TWO BOILING POINTS OF VIEW: JV sports: Too many players on the bench?
Yes – It’s unfair to everyone
By Jonah Kaye, Staff Writer
There are 16 kids on the boys’ JV basketball team. The reality is that many of these kids hardly play at all in games, and if they do, it is usually the coach feeling sorry for a student and giving him 30 seconds of garbage time.
It is extremely unfair for coaches to string along an entourage of players they have no need for and who don’t play. Coaches need to cut players who are not good enough or will not play on the team. It’s more fair to the players in the long run.
It’s ridiculous to even call many of these first meets “tryouts,” when every kid is going to make the team. The coaches must not understand the countless hours of time that each player must commit to the team, after school and during, and the countless classes they are forced to miss for games during the day. If the coaches did understand, they would feel guilty about making some players ride for two hours each way to a game, only to sit on the bench for two hours, all the while missing school.
The coaches must also not understand the vicious perpetual cycle they create: you can’t get better by sitting on the bench, and therefore you have no hope of getting off the bench.
And they must not understand that sometimes, the hard reality of “you’re cut” is infinitely more merciful than the dishonest statement, “You are all an important part of the team.” Being coddled is a distortion of reality.

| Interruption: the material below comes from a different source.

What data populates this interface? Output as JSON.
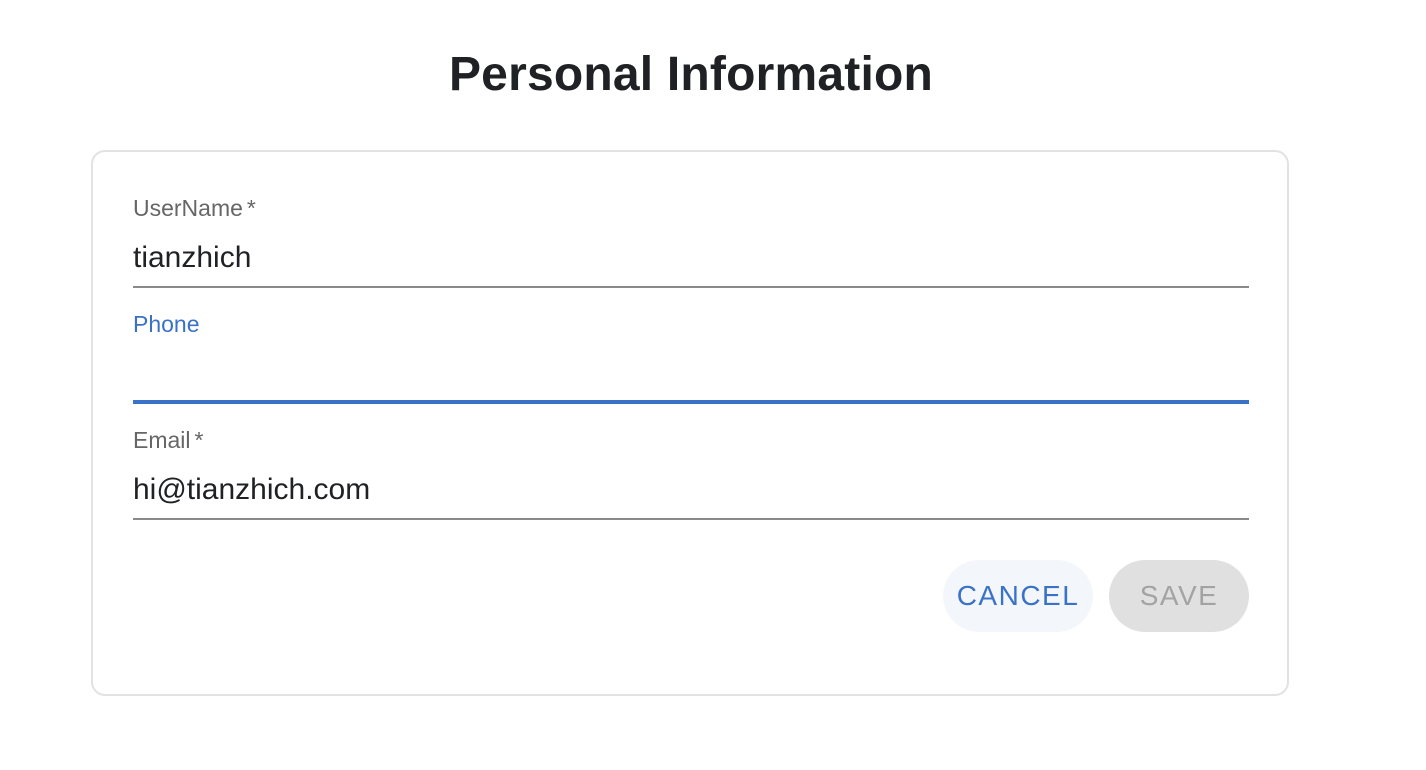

It’s better to teach an important life lesson – that sometimes you will fail. Failure creates the opportunity for other pursuits, or real improvement and growth.

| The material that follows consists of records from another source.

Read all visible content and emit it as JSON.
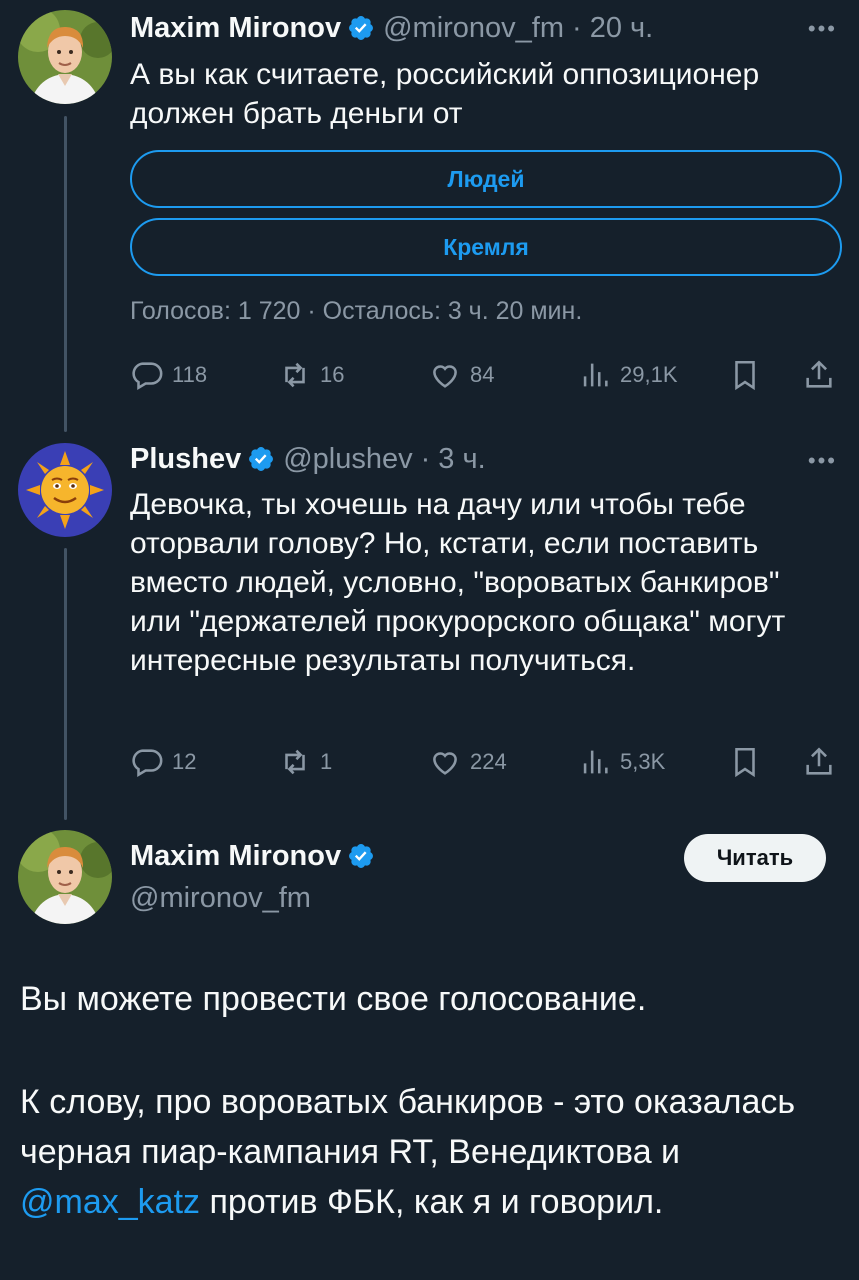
{
  "tweet1": {
    "name": "Maxim Mironov",
    "handle": "@mironov_fm",
    "time": "20 ч.",
    "text": "А вы как считаете, российский оппозиционер должен брать деньги от",
    "poll": {
      "options": [
        "Людей",
        "Кремля"
      ],
      "meta": "Голосов: 1 720 · Осталось: 3 ч. 20 мин."
    },
    "stats": {
      "replies": "118",
      "retweets": "16",
      "likes": "84",
      "views": "29,1K"
    }
  },
  "tweet2": {
    "name": "Plushev",
    "handle": "@plushev",
    "time": "3 ч.",
    "text": "Девочка, ты хочешь на дачу или чтобы тебе оторвали голову? Но, кстати, если поставить вместо людей, условно, \"вороватых банкиров\" или \"держателей прокурорского общака\" могут интересные результаты получиться.",
    "stats": {
      "replies": "12",
      "retweets": "1",
      "likes": "224",
      "views": "5,3K"
    }
  },
  "main": {
    "name": "Maxim Mironov",
    "handle": "@mironov_fm",
    "follow_label": "Читать",
    "para1": "Вы можете провести свое голосование.",
    "para2_before": "К слову, про вороватых банкиров - это оказалась черная пиар-кампания RT, Венедиктова и ",
    "para2_mention": "@max_katz",
    "para2_after": " против ФБК, как я и говорил."
  },
  "ui": {
    "dot": "·",
    "more": "•••"
  },
  "colors": {
    "background": "#15202b",
    "accent": "#1d9bf0",
    "muted": "#8b98a5",
    "verified": "#1d9bf0"
  }
}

If I had been cut as I should have been from the baseball team in 10th grade, I would have either had another year to pursue other sports, or I would have decided that I really wanted to play baseball, and worked hard to get better and make the team next year.
If I had been cut as I should have been, other players on the team who were actually going to play could have had more time in practice to get better. Less attention would have been wasted on someone who wasn’t really going to play.
And if I had been cut as I should have been, my grades wouldn’t have suffered and I could have missed less class.
Shalhevet sports teams need to stop being nice and start placing a limit on the number of players on a team. It will be better for the players the long run and the team as a whole.
No – All who want to learn should have a chance
By Benny Zaghi, Sports Editor
What do you do when you have more players than seats on the bench? What do you do when half of the team is just watching the game from the sideline?
This year, Athletic Director Ryan Coleman decided to accept everyone who tried out for the Junior Varsity basketball team, leaving more players than usual who would most likely not play so much during the season. There wee 17 players on the JV squad, and only five can play at a time.
This is not necessarily a bad thing. It is great to see a high interest in the sport of basketball.
First of all, it allows more kids to be involved in a co-curricular. Whether they ever play competitively as a Firehawk or not, being on JV gives students who want to improve a chance to strengthen their game, even if they’re only going to play at the park or in their driveways.
Second, it’s good for everyone for there to be more players at practice, especially during long breaks from school when many are away on family vacations. At times like these, it not only doesn’t hurt the team to have many players just in case some do not show up, but rather it is beneficial.
Also, students at Shalhevet are diverse and unique, having different passions that they would like to pursue. Capping the number of JV players would prevent people who love basketball from playing the game.
Although there are upsides to having many players on the team, there are those who say that it lessens the focus on each individual player, and that it really doesn’t make sense competitively to have people on the team who do not play.
Competitively speaking, a large JV team makes sense. Tryouts, which would be used to cut people, are not an exact science. They can be stressful for underclassmen or anyone trying out for a sports team in high school for the first time. The pressure can get to you, leading to mistakes and screw-ups that really don’t portray the type of ballplayer you are. Some new players don’t really show their talents until later in the season.
Playing on JV gives newcomers the chance to work with coaches, improve and show their worth if they didn’t in the tryout. For example, in my sophomore year when I was on JV, my friend Oren Rad was not getting the amount of minutes he wanted coming off the bench. But later in the season, Oren proved to be a great shooter and was rewarded a starting spot on the team.
There is a group of sophomores – among them, Eytan Kent, Joseph Zaghi and Eitan Reimer – who played JV for two years now and are now going to play Varsity. They came off the bench and didn’t play that much in their freshman year and in their next year they started.
Playing time and coaches’ focus on players is an actual problem, and there is a way to solve it without cutting the roster of JV. Instead, Shalhevet should another boys basketball team: a freshman sophomore team or “frosh-soph team.”
This would not only of avoid cutting any players, but would give Coach Ryan the time to focus on his Varsity players while preparing the next generation to step in and benefit from that that attention when they’re ready.
There’s more to being on a school basketball team than just the playing time, and there’s more to playing time than interscholastic competition. Shalhevet is right to not forget about the underdog. Seeing the plethora of people who stayed on the team despite a lack of minutes is proof that beginners can grow into winners. Just ask the teams we defeated this year – and the state and Sarachek champions that we almost did.